The one thing I appreciated the most was the talk I had with Adam during and after the incident. He never said a single negative thing to me. He's NEVER discouraged me from eating something, or criticized my weight. I appreciate and love him so much. He's always been supportive of my efforts.
I know now that the reality is it was already evident to everyone else. The only person who seemed to have no idea was me. Other people have eyes. When others see me, they don't use the same filters that family uses. They just see a complete stranger who probably just has no self control, and has had one too many cheeseburgers. Other people see me, and while they See me, they don't see ME. It's interesting to be seen yet remain invisible.
While I was typing this, I actually did begin to cry. The emotions that came with being as overweight as I was will always be seared into my memory. I will always know what it's like to be seen only as a walking disappointment to society. I will never forget about what it feels like to be at a point of absolute self hatred. I think I still felt some of that self hatred, and had been using that as a reason to sabotage my efforts as of recently. retelling that story really helped me. I needed to re live that moment so I could remind myself why I'm truly doing this. It wasn't the fact that I couldn't fit into a chair that set me off. It was the fact that I had hated myself so much. That I had abused and punished my body to that point.

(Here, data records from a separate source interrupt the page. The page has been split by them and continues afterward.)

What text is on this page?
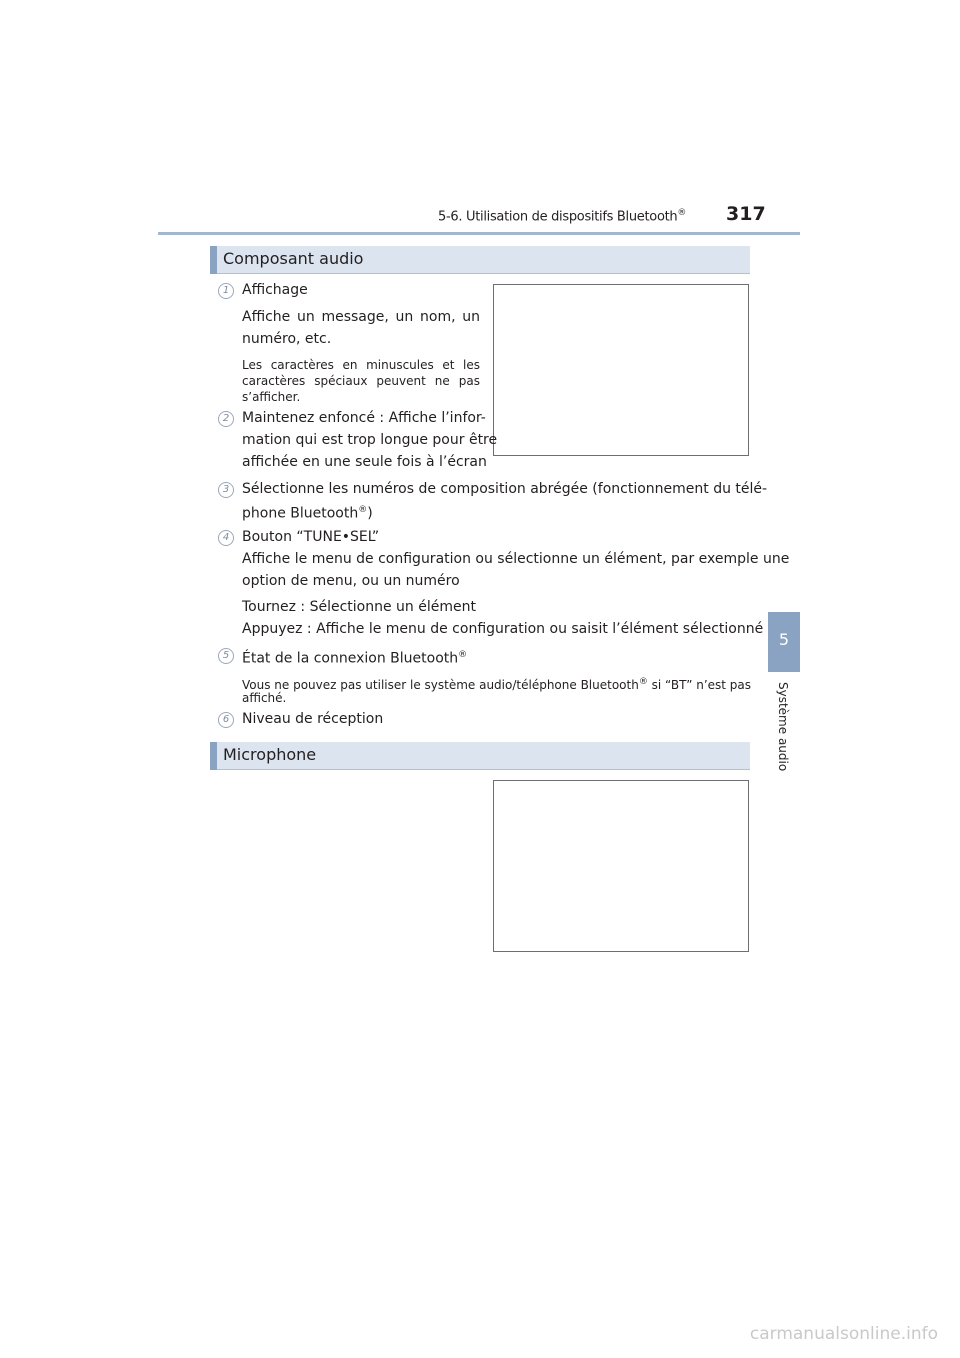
5-6. Utilisation de dispositifs Bluetooth® 317
5
Système audio
Composant audio
1 Affichage
Affiche un message, un nom, un
numéro, etc.
Les caractères en minuscules et les
caractères spéciaux peuvent ne pas
s’afficher.
2 Maintenez enfoncé : Affiche l’infor-
mation qui est trop longue pour être
affichée en une seule fois à l’écran
3 Sélectionne les numéros de composition abrégée (fonctionnement du télé-
phone Bluetooth®)
4 Bouton “TUNE•SEL”
Affiche le menu de configuration ou sélectionne un élément, par exemple une
option de menu, ou un numéro
Tournez : Sélectionne un élément
Appuyez : Affiche le menu de configuration ou saisit l’élément sélectionné
5 État de la connexion Bluetooth®
Vous ne pouvez pas utiliser le système audio/téléphone Bluetooth® si “BT” n’est pas
affiché.
6 Niveau de réception
Microphone
carmanualsonline.info
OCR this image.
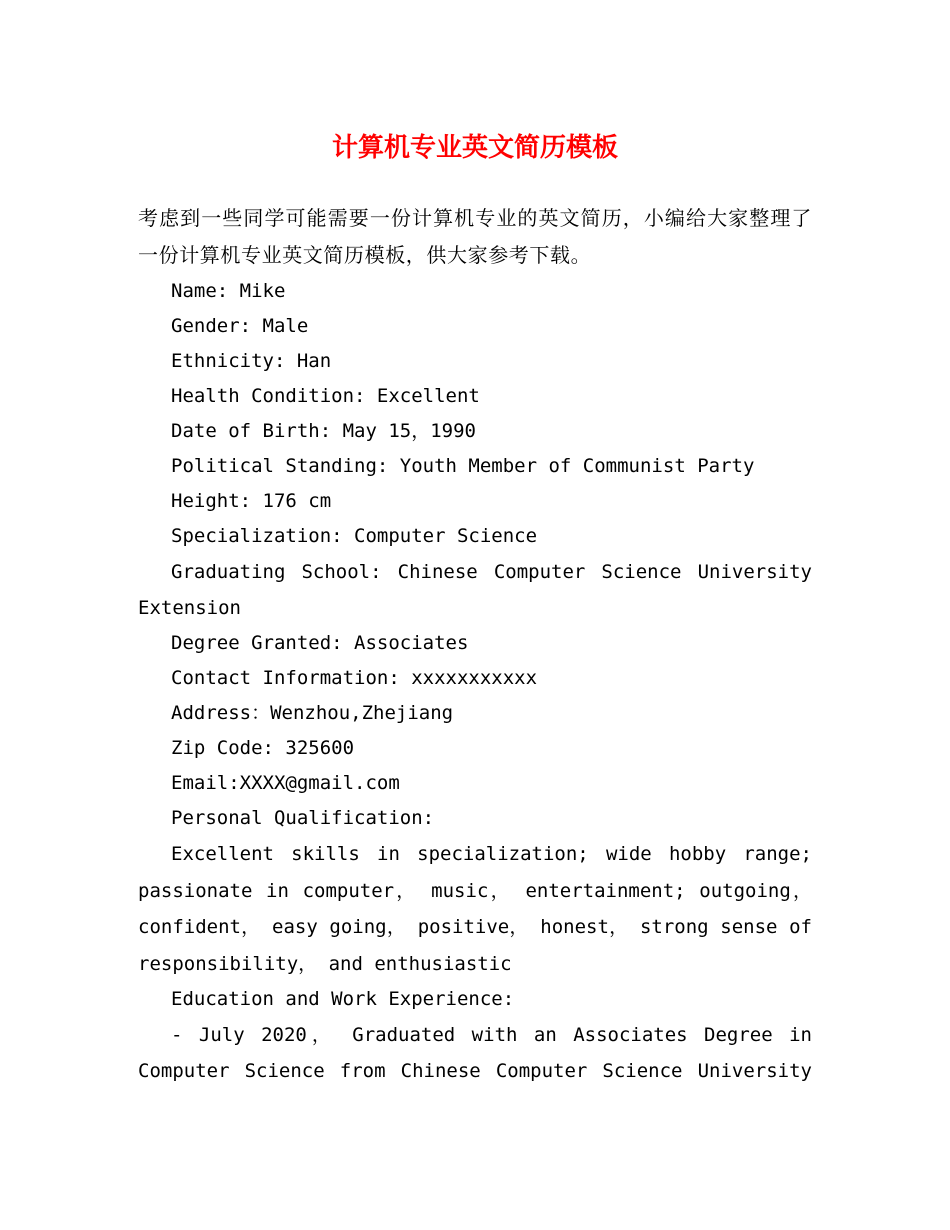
计算机专业英文简历模板

考虑到一些同学可能需要一份计算机专业的英文简历，小编给大家整理了一份计算机专业英文简历模板，供大家参考下载。

Name: Mike

Gender: Male

Ethnicity: Han

Health Condition: Excellent

Date of Birth: May 15，1990

Political Standing: Youth Member of Communist Party

Height: 176 cm

Specialization: Computer Science

Graduating School: Chinese Computer Science University

Extension

Degree Granted: Associates

Contact Information: xxxxxxxxxxx

Address：Wenzhou,Zhejiang

Zip Code: 325600

Email:XXXX@gmail.com

Personal Qualification:

Excellent skills in specialization; wide hobby range; passionate in computer， music， entertainment; outgoing，confident， easy going， positive， honest， strong sense of responsibility， and enthusiastic

Education and Work Experience:

- July 2020， Graduated with an Associates Degree in

Computer Science from Chinese Computer Science University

This was seriously a road block. I think another part of it was I worried that I had put so much stake into this weight loss. What if I'm still not happy after I lose the weight? Well, I have other things going on in my life-a future wedding, though we're not sure of the date, a future career, and many other things that I don't even know about! Life is exciting! Life is what you make it! I don't deserve the punishment I've been giving myself. I feel like I'm flapping my wings, but this extra burden has holding me down. All my fears and anxieties that have been weighing me down emotionally have been literally manifested onto my physical being. Well, I'm ready to fly. I will do everything in my power to ensure that I do. When I do reach that point, NOTHING will be able to catch me and hold me down again. That I promise.